2. Why is it so difficult to clean up groundwater?
Cleaning up polluted groundwater takes longer than planned because ground water systems are intricate, and the toxins are undetectable to the human eye. This makes it more difficult to locate pollutants and build a treatment system that either eliminates the contaminants in the subsurface or transports them to the surface for cleaning. Most of the super funds long-term cleanup activities result from groundwater pollution.
3. What is the distinction between surface water and groundwater?

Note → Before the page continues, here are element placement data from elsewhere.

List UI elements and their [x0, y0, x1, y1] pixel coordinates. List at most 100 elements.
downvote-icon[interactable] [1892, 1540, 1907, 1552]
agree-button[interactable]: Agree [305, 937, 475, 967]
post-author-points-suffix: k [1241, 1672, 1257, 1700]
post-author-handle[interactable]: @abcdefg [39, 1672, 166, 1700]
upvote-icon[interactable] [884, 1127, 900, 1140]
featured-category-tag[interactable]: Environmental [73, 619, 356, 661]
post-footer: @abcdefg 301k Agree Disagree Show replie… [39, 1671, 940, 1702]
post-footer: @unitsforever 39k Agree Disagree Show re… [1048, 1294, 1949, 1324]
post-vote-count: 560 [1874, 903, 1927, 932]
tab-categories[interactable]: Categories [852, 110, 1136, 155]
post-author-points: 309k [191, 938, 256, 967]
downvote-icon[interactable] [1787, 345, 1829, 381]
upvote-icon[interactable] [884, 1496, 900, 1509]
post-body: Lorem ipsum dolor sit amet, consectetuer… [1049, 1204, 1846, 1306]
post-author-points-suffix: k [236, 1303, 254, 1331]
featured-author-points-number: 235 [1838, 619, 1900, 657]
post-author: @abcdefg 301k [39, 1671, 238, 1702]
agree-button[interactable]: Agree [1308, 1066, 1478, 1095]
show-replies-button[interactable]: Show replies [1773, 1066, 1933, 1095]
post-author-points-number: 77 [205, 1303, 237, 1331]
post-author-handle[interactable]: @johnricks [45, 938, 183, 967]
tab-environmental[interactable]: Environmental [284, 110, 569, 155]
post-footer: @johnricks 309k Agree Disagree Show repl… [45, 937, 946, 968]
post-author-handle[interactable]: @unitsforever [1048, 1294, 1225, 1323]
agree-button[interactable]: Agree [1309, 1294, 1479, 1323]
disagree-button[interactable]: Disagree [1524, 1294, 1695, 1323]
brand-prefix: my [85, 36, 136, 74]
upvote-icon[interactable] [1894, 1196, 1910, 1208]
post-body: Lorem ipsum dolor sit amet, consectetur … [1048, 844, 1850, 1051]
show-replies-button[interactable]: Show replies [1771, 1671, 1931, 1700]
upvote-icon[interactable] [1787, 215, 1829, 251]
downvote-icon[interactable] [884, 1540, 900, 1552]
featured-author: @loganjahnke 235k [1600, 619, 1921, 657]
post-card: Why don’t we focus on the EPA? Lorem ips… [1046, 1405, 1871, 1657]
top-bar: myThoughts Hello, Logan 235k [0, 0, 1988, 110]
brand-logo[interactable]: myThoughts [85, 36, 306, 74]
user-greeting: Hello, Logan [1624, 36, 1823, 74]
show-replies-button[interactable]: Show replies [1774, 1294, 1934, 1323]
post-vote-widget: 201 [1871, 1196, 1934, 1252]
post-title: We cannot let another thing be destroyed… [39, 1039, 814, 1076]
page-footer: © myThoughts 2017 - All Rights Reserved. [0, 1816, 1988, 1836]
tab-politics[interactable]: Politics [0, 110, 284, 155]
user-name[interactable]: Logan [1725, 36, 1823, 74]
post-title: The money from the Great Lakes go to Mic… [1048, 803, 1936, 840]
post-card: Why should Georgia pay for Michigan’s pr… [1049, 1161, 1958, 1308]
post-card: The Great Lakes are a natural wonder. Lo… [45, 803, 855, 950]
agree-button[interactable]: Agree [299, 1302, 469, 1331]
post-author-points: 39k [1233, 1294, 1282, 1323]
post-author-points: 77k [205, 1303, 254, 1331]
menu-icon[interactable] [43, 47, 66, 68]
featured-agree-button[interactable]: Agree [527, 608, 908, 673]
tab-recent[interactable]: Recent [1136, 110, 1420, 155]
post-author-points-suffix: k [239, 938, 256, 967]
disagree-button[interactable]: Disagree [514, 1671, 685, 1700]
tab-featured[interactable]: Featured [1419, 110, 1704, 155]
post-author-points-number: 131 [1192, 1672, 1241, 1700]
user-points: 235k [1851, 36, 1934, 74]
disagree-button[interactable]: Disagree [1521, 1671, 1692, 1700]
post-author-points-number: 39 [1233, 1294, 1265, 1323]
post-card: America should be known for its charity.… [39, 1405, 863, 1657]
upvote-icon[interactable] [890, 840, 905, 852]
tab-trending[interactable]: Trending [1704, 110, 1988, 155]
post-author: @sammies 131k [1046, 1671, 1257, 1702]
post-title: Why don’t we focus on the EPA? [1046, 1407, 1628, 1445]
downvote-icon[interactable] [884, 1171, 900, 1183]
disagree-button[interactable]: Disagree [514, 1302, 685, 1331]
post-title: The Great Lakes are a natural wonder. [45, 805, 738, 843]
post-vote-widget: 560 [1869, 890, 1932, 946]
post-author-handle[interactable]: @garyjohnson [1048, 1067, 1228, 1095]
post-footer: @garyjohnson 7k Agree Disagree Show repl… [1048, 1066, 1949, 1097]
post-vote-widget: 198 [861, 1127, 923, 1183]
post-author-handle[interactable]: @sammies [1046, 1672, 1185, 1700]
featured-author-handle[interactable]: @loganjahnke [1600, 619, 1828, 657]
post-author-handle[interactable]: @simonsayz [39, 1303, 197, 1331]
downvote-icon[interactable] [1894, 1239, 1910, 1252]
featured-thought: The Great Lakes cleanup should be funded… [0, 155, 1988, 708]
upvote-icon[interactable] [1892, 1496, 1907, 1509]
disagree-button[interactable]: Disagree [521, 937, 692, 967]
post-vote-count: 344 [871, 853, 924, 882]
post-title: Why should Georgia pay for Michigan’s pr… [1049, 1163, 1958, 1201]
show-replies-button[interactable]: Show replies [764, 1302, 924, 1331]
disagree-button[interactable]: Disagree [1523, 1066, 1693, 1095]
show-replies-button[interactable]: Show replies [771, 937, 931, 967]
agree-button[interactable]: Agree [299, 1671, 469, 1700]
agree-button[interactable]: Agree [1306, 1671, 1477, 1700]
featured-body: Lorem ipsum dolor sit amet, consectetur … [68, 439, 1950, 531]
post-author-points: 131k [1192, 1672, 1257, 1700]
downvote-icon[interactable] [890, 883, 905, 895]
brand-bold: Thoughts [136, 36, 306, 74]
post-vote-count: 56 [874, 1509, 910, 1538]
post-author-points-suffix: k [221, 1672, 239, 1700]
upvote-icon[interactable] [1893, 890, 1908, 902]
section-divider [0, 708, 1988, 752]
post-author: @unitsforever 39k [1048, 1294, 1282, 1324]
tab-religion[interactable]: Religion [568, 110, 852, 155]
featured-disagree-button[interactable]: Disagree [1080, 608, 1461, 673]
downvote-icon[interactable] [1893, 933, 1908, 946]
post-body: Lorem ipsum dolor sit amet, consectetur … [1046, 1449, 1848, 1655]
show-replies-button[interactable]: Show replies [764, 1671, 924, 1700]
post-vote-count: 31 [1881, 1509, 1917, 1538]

Water on the land’s surface in streams, ponds, marshes, lakes, or other fresh (not saline) sources is called surface water. It is water that occurs in the saturation zone of an aquifer or soil. Aside from location, one of the biggest distinctions between surface and ground water is that ground water travels far slower than surface water. This is because ground water suffers significantly greater friction as it passes through soil pores than surface water as it runs over the earth’s surface. Surface water is far more susceptible to contamination than groundwater. Filtration via the soil aids in the purification of ground water.